Statement of Purpose:
The Ice, Cloud and Land Elevation Satellite (ICESat) 2 is scheduled for launch in 2017 and one of its overall science objectives will be to measure vegetation heights, which can be used to estimate and monitor aboveground biomass (AGB) over large spatial scales. The data set used for this study will serve to develop a methodology for utilizing data collected by ICESat-2 that will be on a five-year mission from 2017, for mapping forest canopy heights and estimating above-ground forest biomass (AGB).

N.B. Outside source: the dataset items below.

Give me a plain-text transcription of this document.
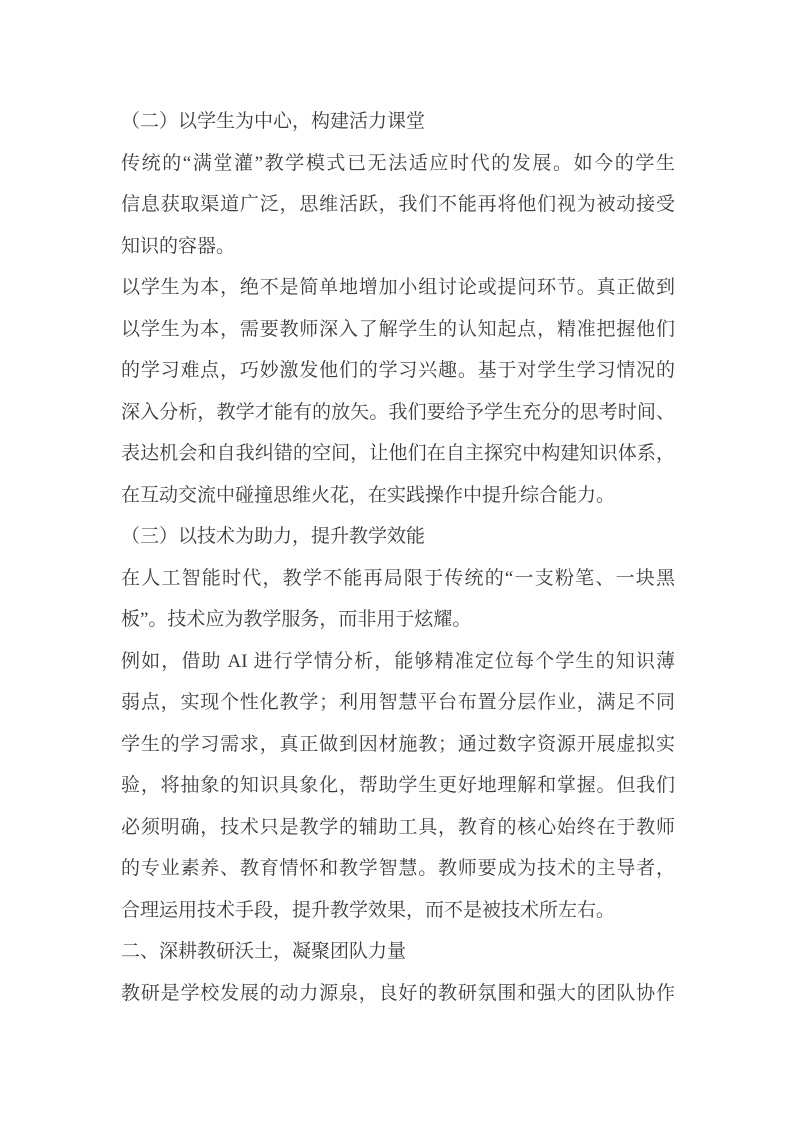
（二）以学生为中心，构建活力课堂

传统的“满堂灌”教学模式已无法适应时代的发展。如今的学生
信息获取渠道广泛，思维活跃，我们不能再将他们视为被动接受
知识的容器。

以学生为本，绝不是简单地增加小组讨论或提问环节。真正做到
以学生为本，需要教师深入了解学生的认知起点，精准把握他们
的学习难点，巧妙激发他们的学习兴趣。基于对学生学习情况的
深入分析，教学才能有的放矢。我们要给予学生充分的思考时间、
表达机会和自我纠错的空间，让他们在自主探究中构建知识体系，
在互动交流中碰撞思维火花，在实践操作中提升综合能力。

（三）以技术为助力，提升教学效能

在人工智能时代，教学不能再局限于传统的“一支粉笔、一块黑
板”。技术应为教学服务，而非用于炫耀。

例如，借助 AI 进行学情分析，能够精准定位每个学生的知识薄
弱点，实现个性化教学；利用智慧平台布置分层作业，满足不同
学生的学习需求，真正做到因材施教；通过数字资源开展虚拟实
验，将抽象的知识具象化，帮助学生更好地理解和掌握。但我们
必须明确，技术只是教学的辅助工具，教育的核心始终在于教师
的专业素养、教育情怀和教学智慧。教师要成为技术的主导者，
合理运用技术手段，提升教学效果，而不是被技术所左右。

二、深耕教研沃土，凝聚团队力量

教研是学校发展的动力源泉，良好的教研氛围和强大的团队协作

Using existing airborne lidar data (ALS) for Sam Houston National Forest (SHNF) and known ICESat-2 beam locations, ICESat-2 footprints were generated along beam locations and photon-counting lidar (PCL) data were then simulated from discrete return lidar points within each footprint. Simulated photon data will be displayed as a vegetation height profile alongside corresponding ALS data for SHNF. The data will facilitate the direct retrieval of tree heights and estimation of AGB using simple linear regression using previously estimated AGB for SHNF from a biomass map generated with ALS data and simulated PCL height metrics along ICESat-2 tracks. These can be used to measure forest parameters and in extension, estimate forest carbon for climate change initiatives. While ICESat-2 will not be launched until 2017, it is essential to understand how the data can be used and be prepared to have a methodology in place to use future ICESat 2 data as soon as it becomes available.
Description of Data Sets:
The data set consists of simulated photon-counting lidar data generated using a photon simulator developed by Dr. Amy Neuenschwander from Applied Research Laboratories at University of Texas, Austin. The data was simulated from existing airborne lidar data (ALS) for Sam Houston National Forest (SHNF) acquired by Dr. Sorin Popescu from the Department of Ecosystem Science and Management, Texas A&M University and along known ICESat-2 beam locations. ICESat-2 tracks consist of footprints measuring approximately 14 m in diameter and with 70 cm along-track intervals. Between 2 to 3 photos were generated for each footprint and simulated photons for approximately 64km of tracks along SHNF were analyzed for this study.